Was the abstract written by ChatGPT? It's an unreadable wall of text.
It was fun trying out the demo, with the "coffee kettle pouring" video it did really well segmenting the man's hand and arm and tracking it (segmenting them in every frame correctly), but with the "Find the ball cup game" video it lost track of the tracked cup in a strange way, it kept track of it correctly while it went behind other cups, but after it wasn't occluded anymore, it switched to an other cup.
It's still impressive to me how it twice kept track between occlusions, but strange how it lost track when it wasn't occluded.
Does anyone know of a method for plugging the output of models like this one with traditional video editing software like Adobe Premiere?
What I'd love to see is how these tools perform with low depth of field shots, e.g. one actor in shot and one actor out of focus in front of them standing in front of a street with moving traffic.
This kind of "cinematic" shots is where automatic masking tools typically fall apart.
"On mobile devices such as iPhone 15 Pro Max, our EfficientTAMs can run at ~10 FPS for performing video object segmentation with reasonable quality"
This is pretty impressive! Lowering the compute requirements will allow more applications to be feasible.

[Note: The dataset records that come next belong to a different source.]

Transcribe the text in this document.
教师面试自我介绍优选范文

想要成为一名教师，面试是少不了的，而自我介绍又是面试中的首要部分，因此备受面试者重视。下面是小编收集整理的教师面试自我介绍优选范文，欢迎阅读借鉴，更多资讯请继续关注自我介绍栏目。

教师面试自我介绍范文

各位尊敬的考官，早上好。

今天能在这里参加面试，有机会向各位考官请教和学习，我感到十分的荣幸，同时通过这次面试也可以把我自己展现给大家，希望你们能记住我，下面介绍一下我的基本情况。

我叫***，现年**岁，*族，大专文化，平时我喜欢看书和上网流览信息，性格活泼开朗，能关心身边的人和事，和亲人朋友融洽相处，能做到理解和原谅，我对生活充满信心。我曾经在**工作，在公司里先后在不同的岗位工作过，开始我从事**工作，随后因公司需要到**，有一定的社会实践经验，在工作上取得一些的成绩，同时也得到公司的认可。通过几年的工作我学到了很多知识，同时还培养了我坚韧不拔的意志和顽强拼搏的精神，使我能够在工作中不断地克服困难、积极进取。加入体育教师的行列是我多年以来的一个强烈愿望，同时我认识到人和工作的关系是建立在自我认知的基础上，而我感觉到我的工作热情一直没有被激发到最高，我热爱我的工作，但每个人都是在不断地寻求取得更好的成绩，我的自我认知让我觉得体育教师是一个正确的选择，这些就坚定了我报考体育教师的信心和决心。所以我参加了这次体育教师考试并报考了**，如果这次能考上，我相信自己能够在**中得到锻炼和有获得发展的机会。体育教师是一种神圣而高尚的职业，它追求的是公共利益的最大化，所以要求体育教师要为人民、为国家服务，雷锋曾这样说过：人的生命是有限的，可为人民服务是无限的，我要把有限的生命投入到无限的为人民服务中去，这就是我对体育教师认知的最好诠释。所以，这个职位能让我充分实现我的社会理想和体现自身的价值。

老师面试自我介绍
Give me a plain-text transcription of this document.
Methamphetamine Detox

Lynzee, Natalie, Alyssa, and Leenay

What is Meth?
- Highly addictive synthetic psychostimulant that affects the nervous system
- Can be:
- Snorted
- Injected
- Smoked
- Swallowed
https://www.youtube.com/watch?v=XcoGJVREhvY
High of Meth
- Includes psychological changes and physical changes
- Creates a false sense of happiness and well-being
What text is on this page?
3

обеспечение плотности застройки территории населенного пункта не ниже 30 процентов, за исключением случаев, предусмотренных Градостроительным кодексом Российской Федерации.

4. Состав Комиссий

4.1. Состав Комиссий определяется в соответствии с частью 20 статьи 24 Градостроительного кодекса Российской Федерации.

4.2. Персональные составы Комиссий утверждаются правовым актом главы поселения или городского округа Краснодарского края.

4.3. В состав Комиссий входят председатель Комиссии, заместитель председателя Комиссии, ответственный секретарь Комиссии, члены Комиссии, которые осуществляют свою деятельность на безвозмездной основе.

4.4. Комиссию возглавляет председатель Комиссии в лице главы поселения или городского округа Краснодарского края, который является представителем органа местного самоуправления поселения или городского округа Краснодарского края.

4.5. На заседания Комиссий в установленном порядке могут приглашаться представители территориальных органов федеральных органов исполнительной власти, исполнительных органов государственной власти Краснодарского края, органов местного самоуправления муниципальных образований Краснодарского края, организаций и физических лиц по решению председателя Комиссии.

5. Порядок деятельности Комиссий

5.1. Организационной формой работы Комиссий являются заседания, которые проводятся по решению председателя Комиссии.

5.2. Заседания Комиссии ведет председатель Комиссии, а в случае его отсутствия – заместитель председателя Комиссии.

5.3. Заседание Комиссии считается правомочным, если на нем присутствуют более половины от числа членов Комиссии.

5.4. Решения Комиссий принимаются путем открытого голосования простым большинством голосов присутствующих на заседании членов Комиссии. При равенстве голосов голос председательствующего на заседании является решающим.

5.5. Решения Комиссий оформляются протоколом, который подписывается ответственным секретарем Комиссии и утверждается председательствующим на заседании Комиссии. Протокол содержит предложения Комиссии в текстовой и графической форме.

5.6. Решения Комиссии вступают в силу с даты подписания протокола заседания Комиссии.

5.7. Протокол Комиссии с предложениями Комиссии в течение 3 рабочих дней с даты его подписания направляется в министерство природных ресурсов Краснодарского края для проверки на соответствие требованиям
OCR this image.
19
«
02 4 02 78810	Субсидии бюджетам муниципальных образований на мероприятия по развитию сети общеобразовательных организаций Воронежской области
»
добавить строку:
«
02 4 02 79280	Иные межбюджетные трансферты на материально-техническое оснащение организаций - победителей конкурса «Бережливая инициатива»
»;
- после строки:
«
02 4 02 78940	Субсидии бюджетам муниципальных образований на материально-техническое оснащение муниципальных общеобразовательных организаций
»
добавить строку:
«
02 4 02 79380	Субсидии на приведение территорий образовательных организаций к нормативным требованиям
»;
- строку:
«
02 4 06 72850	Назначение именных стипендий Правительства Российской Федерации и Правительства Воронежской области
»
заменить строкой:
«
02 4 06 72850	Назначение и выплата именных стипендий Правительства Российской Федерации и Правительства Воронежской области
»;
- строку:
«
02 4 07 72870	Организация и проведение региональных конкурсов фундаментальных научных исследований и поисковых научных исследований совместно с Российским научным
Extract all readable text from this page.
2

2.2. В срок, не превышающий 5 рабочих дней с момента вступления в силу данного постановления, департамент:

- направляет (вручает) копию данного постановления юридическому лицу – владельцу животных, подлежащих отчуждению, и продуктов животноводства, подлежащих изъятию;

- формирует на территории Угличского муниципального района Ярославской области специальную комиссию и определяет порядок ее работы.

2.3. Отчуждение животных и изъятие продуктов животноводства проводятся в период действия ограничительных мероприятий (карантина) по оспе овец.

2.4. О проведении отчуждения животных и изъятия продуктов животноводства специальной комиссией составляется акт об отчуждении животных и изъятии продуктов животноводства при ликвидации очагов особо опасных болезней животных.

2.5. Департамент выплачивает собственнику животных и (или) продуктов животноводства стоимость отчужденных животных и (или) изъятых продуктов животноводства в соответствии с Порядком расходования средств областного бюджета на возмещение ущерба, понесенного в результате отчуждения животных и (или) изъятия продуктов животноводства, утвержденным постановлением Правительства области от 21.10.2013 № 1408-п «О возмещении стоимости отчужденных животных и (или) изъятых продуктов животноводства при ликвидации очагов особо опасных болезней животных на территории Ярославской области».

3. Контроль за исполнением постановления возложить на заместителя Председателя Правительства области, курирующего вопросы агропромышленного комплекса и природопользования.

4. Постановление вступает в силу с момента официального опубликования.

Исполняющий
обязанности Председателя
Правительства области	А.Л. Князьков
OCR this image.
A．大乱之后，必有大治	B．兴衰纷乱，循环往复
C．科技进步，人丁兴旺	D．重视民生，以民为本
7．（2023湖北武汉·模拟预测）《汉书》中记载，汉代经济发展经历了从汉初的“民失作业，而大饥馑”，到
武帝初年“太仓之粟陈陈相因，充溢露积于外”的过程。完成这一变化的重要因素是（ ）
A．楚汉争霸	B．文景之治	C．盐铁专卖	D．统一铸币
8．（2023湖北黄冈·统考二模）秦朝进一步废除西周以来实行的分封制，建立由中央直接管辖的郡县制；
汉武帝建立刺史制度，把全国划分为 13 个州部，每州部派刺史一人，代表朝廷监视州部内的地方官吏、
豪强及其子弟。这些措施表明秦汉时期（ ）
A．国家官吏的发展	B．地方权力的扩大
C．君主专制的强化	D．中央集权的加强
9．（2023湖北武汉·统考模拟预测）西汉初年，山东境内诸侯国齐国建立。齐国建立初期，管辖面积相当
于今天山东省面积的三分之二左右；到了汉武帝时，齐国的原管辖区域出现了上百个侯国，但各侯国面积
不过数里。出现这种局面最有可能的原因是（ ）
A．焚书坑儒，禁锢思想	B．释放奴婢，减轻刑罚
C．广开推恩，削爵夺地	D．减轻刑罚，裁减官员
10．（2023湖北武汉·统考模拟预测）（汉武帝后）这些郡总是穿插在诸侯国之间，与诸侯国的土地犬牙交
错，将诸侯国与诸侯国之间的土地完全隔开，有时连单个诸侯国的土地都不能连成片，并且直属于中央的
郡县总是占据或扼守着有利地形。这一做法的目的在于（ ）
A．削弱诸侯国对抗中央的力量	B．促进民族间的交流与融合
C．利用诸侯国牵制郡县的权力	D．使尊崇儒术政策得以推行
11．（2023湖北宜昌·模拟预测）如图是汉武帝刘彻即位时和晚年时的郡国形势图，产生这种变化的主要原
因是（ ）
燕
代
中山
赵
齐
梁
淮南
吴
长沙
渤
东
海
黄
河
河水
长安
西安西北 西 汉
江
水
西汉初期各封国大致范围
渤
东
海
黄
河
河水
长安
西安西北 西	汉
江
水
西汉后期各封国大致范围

Interesting, I saw this: https://arxiv.org/pdf/2411.11922 on here a few days back but I haven't actually read either paper, anyone who's looked at both care to give us a TL;DR?
I wish these things were described more clearly. Is this single object tracking or multi object tracking? Just a week ago SAMURAI was posted here, which is kind of the same thing, promising SOTA tracking performance using SAM2. But it only allows single object tracking, which makes it useless for many medical imaging tasks.